Через несколько лет Кэролайн сообщила мне, что Джордж Роберт Грейвз умер. Откуда у нее такие сведения, я не знал и не стал спрашивать (хотя и понимал, что она едва ли могла получить подобное известие, поскольку постоянно проживала в моем доме с той самой ночи, когда выбежала, вся в слезах, на Чарльтон-стрит в лунном свете). Но я принял новость как факт и ни разу не задавал никаких вопросов на сей счет. Все эти годы мы оба делали вид, будто она — миссис Элизабет Грейвз (я нарек ее именем Кэролайн, когда взял под свою опеку), которая подвергалась жестокому обращению со стороны мужа, пускавшего в ход магнетизм и кочергу.
Уже на первых порах нашего сожительства я пришел к мысли — и сейчас, спустя четырнадцать лет, не имел причин менять свое мнение, — что, скорее всего, летней ночью 1854 года Кэролайн убегала от сутенера или от впавшего в неистовство клиента.
— Ты сам понимаешь, какие преимущества получит наша девочка в ближайшие несколько лет, если сможет рекомендоваться дочерью благопристойного семейства, — продолжала Кэролайн, обращаясь к моей спине.
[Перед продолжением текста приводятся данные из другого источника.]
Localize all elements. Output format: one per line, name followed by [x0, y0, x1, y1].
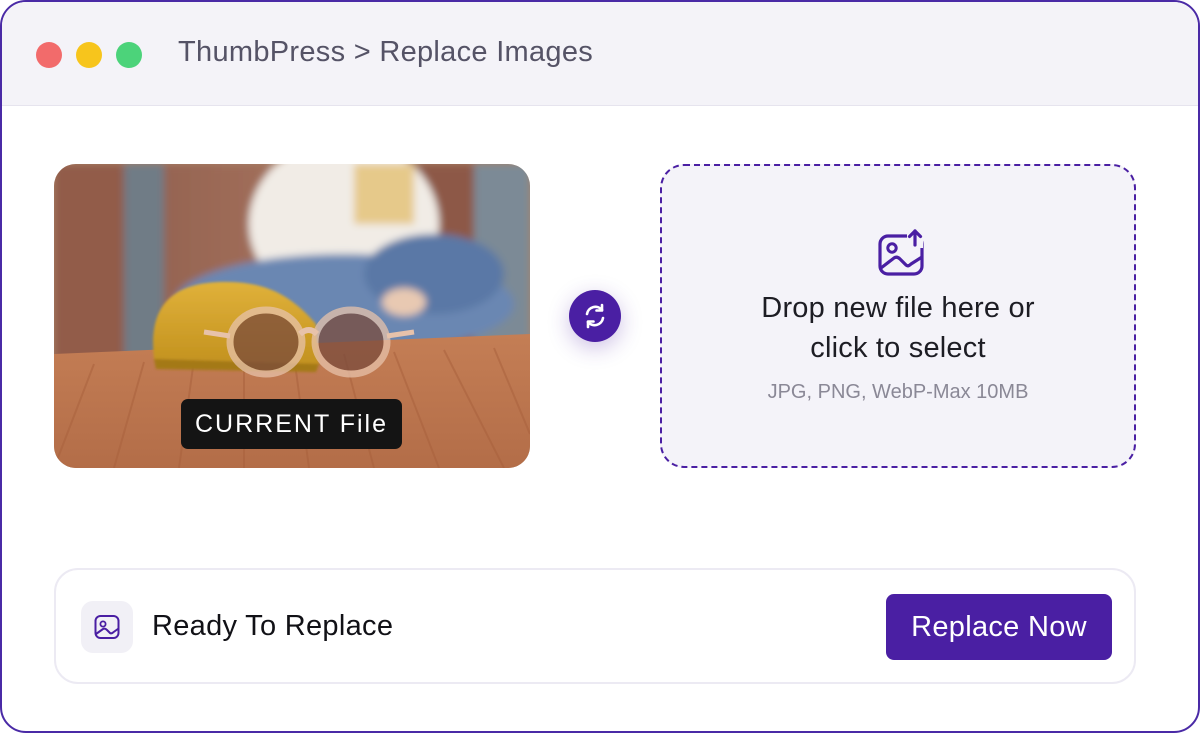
close-window-button[interactable] — [36, 42, 62, 68]
status-label: Ready To Replace — [152, 610, 394, 642]
status-bar: Ready To Replace Replace Now — [54, 568, 1136, 684]
current-image-card: CURRENT File — [54, 164, 530, 468]
title-bar: ThumbPress > Replace Images — [2, 2, 1198, 106]
dropzone-line-2: click to select — [810, 332, 986, 364]
status-icon-container — [81, 601, 133, 653]
dropzone-file-hint: JPG, PNG, WebP-Max 10MB — [767, 381, 1029, 403]
file-dropzone[interactable]: Drop new file here or click to select JP… — [660, 164, 1136, 468]
image-icon — [94, 615, 120, 639]
current-file-badge: CURRENT File — [181, 399, 402, 449]
swap-button[interactable] — [569, 290, 621, 342]
dropzone-line-1: Drop new file here or — [761, 292, 1035, 324]
image-upload-icon — [878, 229, 924, 276]
minimize-window-button[interactable] — [76, 42, 102, 68]
window-title: ThumbPress > Replace Images — [178, 36, 594, 68]
dropzone-instructions: Drop new file here or click to select — [662, 288, 1134, 368]
replace-now-button[interactable]: Replace Now — [886, 594, 1112, 660]
maximize-window-button[interactable] — [116, 42, 142, 68]
swap-arrows-icon — [585, 303, 605, 329]
app-window: ThumbPress > Replace Images CURRENT File… — [0, 0, 1200, 733]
Теперь голос у нее слегка дрожал.
Слова «наша девочка» разозлили меня. Я всегда относился к Кэрри с любовью и щедростью, как к собственной дочери. Но она не была таковой. И никогда не будет. Кэролайн часто прибегала к такого рода шантажу, а я имел основания подозревать, что она освоила подобные уловки еще до нашего с ней знакомства, и не собирался на них поддаваться.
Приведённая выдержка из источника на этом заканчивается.